Many of the congregations and preaching places listed in the 1875 – 1906 St. Luke’s Ministerial Logbook have been lost to time. The Logbook includes records – mainly baptismal records – for 28 different congregations, including St. Luke’s. The pastors covered congregations in at least eight Kansas counties – Clay, Cloud, Jewell, Logan, McPherson, Meade, Norton and Philips. The pastors also traveled to several congregations across the state line in Nebraska.
In addition to St. Luke’s, congregations listed in the 1875 – 1906 St. Luke’s Ministerial Logbook were:
- Beaver Creek
- Bennington
- Buffalo Creek Scandinavian Lutheran Congregation
- Burtons Bend
- Clyde
- Crooked Creek
- Culbertson
- Decatur Centre
- Deer Creek
- Edmond
- Farmers Creek
- Fredericksburg
- Glasco Norwegian Evangelical Lutheran Congregation
- Indian Creek
- Long Island
- Morgan City Congregation
- Morgantown/Morganville Evangelical Lutheran Congregation
- Nielsburg
- Plum Creek
- Scandia
- Shannon Creek
- Sirdahl/Sirdala Congregation
- Spillman Creek
- Spring Creek
- St. Johannes Danish Scandinavian Congregation
- White Rock
- Zion
St. Luke’s Ministerial Logbook 1907 – 1956
Although the St. Luke’s pastors continued to use a Logbook published in Norwegian, the pastors began writing their records in English in 1907.
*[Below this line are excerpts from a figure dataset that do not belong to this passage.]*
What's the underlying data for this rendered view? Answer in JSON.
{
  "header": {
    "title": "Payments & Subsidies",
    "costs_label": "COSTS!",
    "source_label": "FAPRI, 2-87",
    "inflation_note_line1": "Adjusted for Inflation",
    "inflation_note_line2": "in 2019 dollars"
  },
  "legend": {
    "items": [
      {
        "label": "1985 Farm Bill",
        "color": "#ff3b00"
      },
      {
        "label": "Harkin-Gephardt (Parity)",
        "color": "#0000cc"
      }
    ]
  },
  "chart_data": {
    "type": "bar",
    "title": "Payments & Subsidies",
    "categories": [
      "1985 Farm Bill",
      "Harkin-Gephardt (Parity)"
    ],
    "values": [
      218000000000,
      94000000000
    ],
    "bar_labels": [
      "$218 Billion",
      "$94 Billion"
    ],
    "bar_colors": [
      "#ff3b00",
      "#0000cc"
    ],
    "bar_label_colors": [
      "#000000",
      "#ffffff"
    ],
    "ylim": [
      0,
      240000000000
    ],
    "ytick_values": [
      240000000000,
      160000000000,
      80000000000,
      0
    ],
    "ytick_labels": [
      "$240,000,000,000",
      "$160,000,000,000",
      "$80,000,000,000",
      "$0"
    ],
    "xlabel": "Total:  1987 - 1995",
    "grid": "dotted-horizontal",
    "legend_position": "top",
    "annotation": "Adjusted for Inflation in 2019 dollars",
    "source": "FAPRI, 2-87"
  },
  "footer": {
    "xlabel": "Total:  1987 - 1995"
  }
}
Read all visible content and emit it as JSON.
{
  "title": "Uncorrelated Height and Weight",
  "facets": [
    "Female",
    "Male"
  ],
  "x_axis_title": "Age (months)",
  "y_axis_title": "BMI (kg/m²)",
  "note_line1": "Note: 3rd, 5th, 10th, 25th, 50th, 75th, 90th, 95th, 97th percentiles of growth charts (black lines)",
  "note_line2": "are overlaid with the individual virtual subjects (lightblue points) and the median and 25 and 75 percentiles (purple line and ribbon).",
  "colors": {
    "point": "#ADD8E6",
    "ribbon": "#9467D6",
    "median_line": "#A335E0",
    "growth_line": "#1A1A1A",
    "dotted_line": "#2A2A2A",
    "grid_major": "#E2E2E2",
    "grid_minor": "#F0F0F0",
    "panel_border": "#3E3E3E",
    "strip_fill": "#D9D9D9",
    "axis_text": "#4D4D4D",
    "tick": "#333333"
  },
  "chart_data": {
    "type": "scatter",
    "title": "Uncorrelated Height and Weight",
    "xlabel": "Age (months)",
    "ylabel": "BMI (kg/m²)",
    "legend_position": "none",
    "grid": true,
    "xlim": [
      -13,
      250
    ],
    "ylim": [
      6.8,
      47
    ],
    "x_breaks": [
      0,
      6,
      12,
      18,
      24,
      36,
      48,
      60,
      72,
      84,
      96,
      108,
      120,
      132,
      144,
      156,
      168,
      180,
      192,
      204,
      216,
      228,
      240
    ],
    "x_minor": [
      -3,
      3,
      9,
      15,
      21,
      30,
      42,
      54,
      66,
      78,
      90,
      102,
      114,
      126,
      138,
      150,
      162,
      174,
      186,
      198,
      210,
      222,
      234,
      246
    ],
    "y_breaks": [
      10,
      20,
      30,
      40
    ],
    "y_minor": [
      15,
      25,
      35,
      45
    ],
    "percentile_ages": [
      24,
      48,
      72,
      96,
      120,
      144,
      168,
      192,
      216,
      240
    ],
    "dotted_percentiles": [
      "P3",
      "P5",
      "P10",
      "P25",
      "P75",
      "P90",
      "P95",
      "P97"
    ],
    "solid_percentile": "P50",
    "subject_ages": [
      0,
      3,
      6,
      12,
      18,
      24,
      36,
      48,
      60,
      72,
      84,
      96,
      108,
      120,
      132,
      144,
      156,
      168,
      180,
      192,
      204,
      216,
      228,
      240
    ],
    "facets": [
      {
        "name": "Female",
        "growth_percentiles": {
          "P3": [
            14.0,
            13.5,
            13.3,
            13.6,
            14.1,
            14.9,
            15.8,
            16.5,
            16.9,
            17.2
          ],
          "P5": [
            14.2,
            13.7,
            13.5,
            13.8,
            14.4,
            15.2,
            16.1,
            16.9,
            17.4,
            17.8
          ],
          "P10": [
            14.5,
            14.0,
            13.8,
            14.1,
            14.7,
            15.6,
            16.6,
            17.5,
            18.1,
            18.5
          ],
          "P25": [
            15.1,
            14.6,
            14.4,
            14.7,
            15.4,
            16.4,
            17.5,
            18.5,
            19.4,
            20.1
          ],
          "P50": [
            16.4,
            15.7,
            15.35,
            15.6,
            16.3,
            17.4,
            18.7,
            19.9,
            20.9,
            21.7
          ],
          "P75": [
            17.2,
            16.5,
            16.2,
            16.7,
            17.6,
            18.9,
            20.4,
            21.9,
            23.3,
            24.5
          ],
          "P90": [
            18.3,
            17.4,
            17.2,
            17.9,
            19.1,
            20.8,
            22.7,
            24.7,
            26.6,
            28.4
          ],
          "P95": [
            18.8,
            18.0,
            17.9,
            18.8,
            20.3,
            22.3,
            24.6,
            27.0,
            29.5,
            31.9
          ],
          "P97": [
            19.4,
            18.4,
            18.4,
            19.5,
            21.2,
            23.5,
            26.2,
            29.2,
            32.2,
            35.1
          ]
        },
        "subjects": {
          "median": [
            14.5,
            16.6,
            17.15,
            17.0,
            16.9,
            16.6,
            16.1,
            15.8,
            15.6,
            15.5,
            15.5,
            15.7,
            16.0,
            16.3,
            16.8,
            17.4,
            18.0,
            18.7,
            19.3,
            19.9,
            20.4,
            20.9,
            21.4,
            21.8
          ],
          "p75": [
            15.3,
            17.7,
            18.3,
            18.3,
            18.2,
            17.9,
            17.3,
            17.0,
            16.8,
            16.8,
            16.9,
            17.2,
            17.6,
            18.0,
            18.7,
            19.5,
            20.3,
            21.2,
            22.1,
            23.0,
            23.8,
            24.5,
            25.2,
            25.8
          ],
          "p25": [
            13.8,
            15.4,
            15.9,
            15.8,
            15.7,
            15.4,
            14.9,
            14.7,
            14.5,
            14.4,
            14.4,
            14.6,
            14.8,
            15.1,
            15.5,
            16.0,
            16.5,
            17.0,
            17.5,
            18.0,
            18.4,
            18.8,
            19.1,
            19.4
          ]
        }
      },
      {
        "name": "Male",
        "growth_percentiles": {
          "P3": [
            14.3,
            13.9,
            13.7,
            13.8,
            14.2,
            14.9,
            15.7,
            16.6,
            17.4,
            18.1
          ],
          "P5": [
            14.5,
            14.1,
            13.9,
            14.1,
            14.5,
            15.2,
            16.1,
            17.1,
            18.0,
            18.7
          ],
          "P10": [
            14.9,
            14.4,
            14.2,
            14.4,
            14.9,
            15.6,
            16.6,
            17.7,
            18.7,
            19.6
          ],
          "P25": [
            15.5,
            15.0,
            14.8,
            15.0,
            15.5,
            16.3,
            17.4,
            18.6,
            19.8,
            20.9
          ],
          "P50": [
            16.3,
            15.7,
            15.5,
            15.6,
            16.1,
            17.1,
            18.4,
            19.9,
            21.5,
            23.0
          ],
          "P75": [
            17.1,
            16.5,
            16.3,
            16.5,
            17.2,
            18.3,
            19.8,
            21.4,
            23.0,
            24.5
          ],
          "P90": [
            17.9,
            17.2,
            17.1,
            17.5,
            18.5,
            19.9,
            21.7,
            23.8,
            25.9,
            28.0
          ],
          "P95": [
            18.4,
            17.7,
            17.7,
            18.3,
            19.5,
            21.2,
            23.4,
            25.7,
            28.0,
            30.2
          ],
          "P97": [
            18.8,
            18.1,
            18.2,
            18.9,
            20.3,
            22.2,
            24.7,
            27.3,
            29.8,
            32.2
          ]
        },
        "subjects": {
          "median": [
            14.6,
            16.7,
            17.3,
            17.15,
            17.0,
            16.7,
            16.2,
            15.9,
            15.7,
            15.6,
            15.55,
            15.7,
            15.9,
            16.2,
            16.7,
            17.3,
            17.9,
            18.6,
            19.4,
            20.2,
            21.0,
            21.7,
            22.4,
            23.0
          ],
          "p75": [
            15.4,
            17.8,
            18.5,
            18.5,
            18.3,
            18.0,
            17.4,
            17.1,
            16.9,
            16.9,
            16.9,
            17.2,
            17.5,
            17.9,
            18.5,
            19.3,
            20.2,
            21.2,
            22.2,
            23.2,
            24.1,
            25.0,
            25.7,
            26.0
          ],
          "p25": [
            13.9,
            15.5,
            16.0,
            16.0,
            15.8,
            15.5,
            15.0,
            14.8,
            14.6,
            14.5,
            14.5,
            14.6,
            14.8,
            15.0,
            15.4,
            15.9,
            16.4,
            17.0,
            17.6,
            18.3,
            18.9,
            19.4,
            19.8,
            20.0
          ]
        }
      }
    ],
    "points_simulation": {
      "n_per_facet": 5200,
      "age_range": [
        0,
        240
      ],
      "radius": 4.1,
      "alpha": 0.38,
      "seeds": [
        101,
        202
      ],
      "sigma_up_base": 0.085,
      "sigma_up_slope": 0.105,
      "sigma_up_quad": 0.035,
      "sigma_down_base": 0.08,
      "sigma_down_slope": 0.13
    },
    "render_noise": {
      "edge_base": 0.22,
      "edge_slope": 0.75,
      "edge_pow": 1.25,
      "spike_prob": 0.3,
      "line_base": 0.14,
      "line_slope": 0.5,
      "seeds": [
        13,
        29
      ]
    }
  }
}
This Logbook has survived and is stored in a safety deposit box. Plans include scanning the pages of the Logbook and making those images available on this website.
Church Parishes
Throughout the history of St. Luke’s, the congregation joined with other nearby churches to share the services – and costs – of a shared pastor. This practice started in 1880 when the St. Luke’s congregation officially become a member of a parish served by Pastor E. O. Dale. The churches and preaching places were at Mankato, St. Luke’s, White Rock, Glasco, Morganville (then called Morgantown) and St. John’s (northeast of Jamestown.)
Glasco, St. John’s, and St. Luke’s formed a separate parish in 1882. This parish built a parsonage in Jamestown.
In 1906, the congregations of St. Luke’s and Our Savior’s Lutheran Church at Norway formed a new parish that did not include the Glasco or St. John’s churches. The pastor and his family lived in the parsonage at Norway.
The church in Mankato joined with St. Luke’s and the Norway church in 1915. The three churches remained in the same parish nearly thirty years, briefly adding a new Lutheran congregation in Concordia.
Sometime after 1942, the churches in Mankato and Concordia each called a resident pastor. Norway and St. Luke’s continued as a single parish until St. Luke’s closed in 1956.